Jason at IIATMS has a major post up this morning about how the baseball press missed the steroids story. There are many good points there, and the most comprehensive cataloging of reporter mea culpas on how they missed the story that I’ve seen to date. At the moment, however, it is this passage that has me thinking:
But the real crux of this discussion lies at the feet of the reporters covering the teams. As with anything, what did they know and when did they know it…and why didn’t they say anything as soon as they learned of something? Questions we’ll never really know the answers to. Some writers, Buster particularly, have been self-critical. Others less so. What started out as a search for some of Buster’s notable admissions and self-admonishments, brought me to an article that’s two and a half years old, but as relevant as ever . . .
. . . The writers and reporters could have done more. Should we have EXPECTED more? Maybe. But honestly, how many of us are strong enough to risk our careers to be a whistleblower?

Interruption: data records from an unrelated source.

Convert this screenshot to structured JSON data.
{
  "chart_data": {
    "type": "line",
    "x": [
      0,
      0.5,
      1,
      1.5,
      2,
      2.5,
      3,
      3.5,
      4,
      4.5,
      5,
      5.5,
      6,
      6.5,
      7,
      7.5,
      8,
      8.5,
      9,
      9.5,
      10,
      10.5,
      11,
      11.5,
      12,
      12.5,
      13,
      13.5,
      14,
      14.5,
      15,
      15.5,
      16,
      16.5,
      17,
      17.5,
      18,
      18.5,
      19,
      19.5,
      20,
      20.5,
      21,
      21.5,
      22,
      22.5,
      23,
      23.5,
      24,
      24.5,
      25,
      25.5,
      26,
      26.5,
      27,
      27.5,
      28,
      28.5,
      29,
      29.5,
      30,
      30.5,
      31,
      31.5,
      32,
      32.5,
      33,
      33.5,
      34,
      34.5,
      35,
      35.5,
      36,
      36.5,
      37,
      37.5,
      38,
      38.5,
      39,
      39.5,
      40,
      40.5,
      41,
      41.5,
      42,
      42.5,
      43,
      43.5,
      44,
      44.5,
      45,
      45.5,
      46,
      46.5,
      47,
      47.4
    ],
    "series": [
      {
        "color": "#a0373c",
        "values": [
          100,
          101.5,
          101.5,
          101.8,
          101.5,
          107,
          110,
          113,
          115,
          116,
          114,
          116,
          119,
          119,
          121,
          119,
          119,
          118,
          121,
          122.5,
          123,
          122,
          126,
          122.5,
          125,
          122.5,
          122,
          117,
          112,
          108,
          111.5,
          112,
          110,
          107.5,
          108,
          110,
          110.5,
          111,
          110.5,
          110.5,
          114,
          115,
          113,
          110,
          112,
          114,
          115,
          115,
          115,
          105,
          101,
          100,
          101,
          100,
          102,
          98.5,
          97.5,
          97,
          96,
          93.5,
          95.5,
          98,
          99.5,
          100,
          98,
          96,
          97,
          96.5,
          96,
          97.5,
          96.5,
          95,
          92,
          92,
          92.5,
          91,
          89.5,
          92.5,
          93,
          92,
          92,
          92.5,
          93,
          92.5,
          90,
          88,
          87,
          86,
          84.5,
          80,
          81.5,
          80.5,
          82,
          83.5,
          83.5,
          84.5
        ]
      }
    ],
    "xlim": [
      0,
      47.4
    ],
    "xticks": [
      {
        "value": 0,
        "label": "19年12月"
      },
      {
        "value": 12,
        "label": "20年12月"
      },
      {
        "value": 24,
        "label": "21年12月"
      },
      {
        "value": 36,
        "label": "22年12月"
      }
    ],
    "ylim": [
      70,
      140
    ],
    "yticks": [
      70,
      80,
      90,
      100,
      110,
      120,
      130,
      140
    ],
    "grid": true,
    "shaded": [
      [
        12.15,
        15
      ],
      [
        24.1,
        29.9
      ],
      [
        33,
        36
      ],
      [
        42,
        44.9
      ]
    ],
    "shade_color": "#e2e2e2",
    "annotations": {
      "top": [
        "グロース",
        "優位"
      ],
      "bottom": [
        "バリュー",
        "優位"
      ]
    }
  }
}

You need to feed your family, a professional identity to cultivate or protect. I can see how and why some chose to cover their eyes and rejoice over McGwire, Sosa and the rest.
I’m not willing to be as sympathetic. Yes, I’m aware of the long tradition of baseball writers looking the other way, but I think it’s a poor excuse for journalistic failure. And it was a failure, brought on by the fact that, unlike any other genre of journalist, sports reporters are essentially expected to be beholden to the subjects they cover. Maybe sports isn’t as important as politics or international affairs or the economy, but wouldn’t we all be better off if the same standards, or at least something close to it, were applied to sports reporting that apply to those beats? Wouldn’t we know more? Wouldn’t it cultivate a deeper interest in the games we watch?